Были свидетели сцены и кроме них. Окна домов были открыты. У окон сидели люди. Этого он не видел. Но мне случилось слышать, что были люди, видевшие эту сцену из окон. Городская молва вообще мало доходила до меня. Но дошли и до меня отголоски молвы об этой сцене. Молва приписывала Костомарову роль еще более грубую, чем та, которую играл он по его рассказу мне. Говорили, что он «гнался с палкою» за Натальею Дмитриевною; что он «ругал» ее. — Я расположен думать, что это преувеличения, предпочитаю думать, что было лишь то, что рассказал он мне.
Когда он кончил рассказ, то стал говорить, что будет просить прощения у Натальи Дмитриевны и сделает предложение ей. Мне оставалось только сказать, что это решение хорошо, и говорить то, что могло поддержать его решимость. Я не имел никакого, ни хорошего, ни дурного мнения о характере Натальи Дмитриевны; я не знал ее. Но теперь это было для меня все равно. Я стал хвалить ее, стал говорить, что брак с такою благородною девушкою будет счастьем для него. И сам он говорил так.
Он в этом разговоре был рассудительным, серьезным человеком. Сначала очень взволнованным правда; но и с самого начала человеком, рассуждающим здраво. — Когда он бывал таким в следующие дни, то мать радовалась на него.
Но не всегда он бывал таким. Я уж говорил, какой вздор выдумал он о матери. Тогда надобно было спорить с ним. Мне приходилось спорить с ним.
Когда его переговоры с Натальею Дмитриевною кончились решительным отказом ее продолжать их, я стал говорить ему, что Наталья Дмитриевна поступила благоразумно, отказавшись быть его женою: при болезненной капризности своего характера он был бы мучителем ее и мучился бы сам. Мне казалось, что это помогает ему успокоиться. На него жаль было смотреть.
Разумеется, если б она, начав отказом, кончила согласием, то их брак был бы счастлив.
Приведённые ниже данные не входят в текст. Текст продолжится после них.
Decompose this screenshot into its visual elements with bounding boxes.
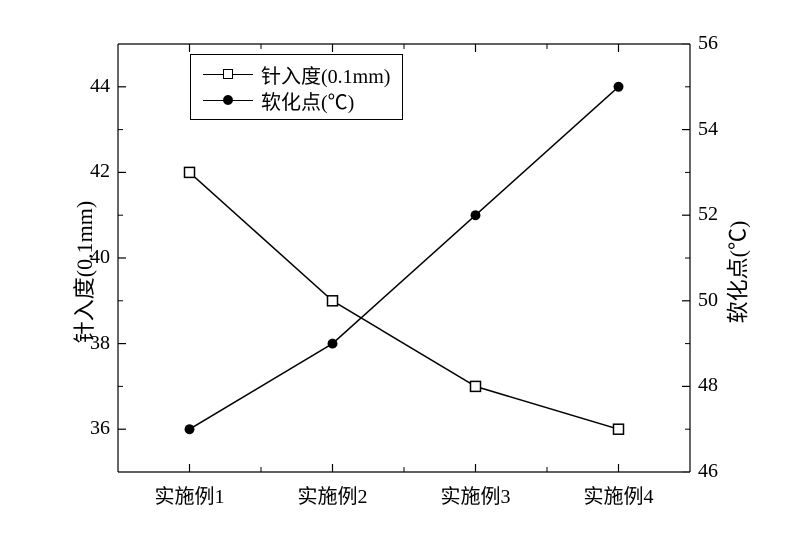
filled-circle-marker-icon [223, 95, 233, 105]
ytick-left: 44 [70, 75, 110, 98]
ytick-right: 50 [698, 289, 738, 312]
ytick-left: 36 [70, 417, 110, 440]
dual-axis-line-chart: 针入度(0.1mm) 软化点(℃) 36 38 40 42 44 46 48 50 52 54 56… [0, 0, 800, 544]
xtick-category: 实施例1 [140, 480, 240, 509]
legend-label: 针入度(0.1mm) [261, 60, 390, 89]
ytick-right: 54 [698, 118, 738, 141]
xtick-category: 实施例2 [283, 480, 383, 509]
ytick-left: 42 [70, 160, 110, 183]
legend-label: 软化点(℃) [261, 86, 354, 115]
legend-item: 软化点(℃) [203, 87, 390, 113]
legend: 针入度(0.1mm)软化点(℃) [190, 54, 403, 120]
y-axis-left-label: 针入度(0.1mm) [67, 201, 99, 343]
ytick-right: 48 [698, 374, 738, 397]
legend-line-icon [203, 64, 253, 84]
ytick-right: 52 [698, 203, 738, 226]
ytick-left: 38 [70, 332, 110, 355]
ytick-right: 56 [698, 32, 738, 55]
open-square-marker-icon [223, 69, 233, 79]
xtick-category: 实施例3 [426, 480, 526, 509]
legend-line-icon [203, 90, 253, 110]
xtick-category: 实施例4 [569, 480, 669, 509]
ytick-left: 40 [70, 246, 110, 269]
legend-item: 针入度(0.1mm) [203, 61, 390, 87]
ytick-right: 46 [698, 460, 738, 483]
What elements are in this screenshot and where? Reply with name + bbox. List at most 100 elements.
Жене такого мужа надобно только быть хитрою лицемеркою — и муж будет в восторге от нее, ангела; она будет вертеть им, как ей угодно, и будет тоже счастлива. До сцены у ворот Наталья Дмитриевна могла не понимать характера Костомарова. После этой сцены — должна была понять. Если бы согласилась быть его женою, то знала бы, на что решается.
Но она отказалась. Когда так, то, значит, роль притворщицы не казалась привлекательна ей. А когда так, то мне было ясно, что брак ее не был бы счастьем ни для Костомарова, ни для нее. — За ее отказ я стал действительно уважать ее.
Она была благородная девушка. Это я узнал в те дни, когда Костомаров упрашивал ее быть его женою. Она держала себя благородно, великодушно. Я знаю это по его рассказам. По его собственным рассказам. Других сведений у меня нет никаких. Но и того, что рассказывал сам он, достаточно, чтобы сказать с полной достоверностью: она была благородною девушкою.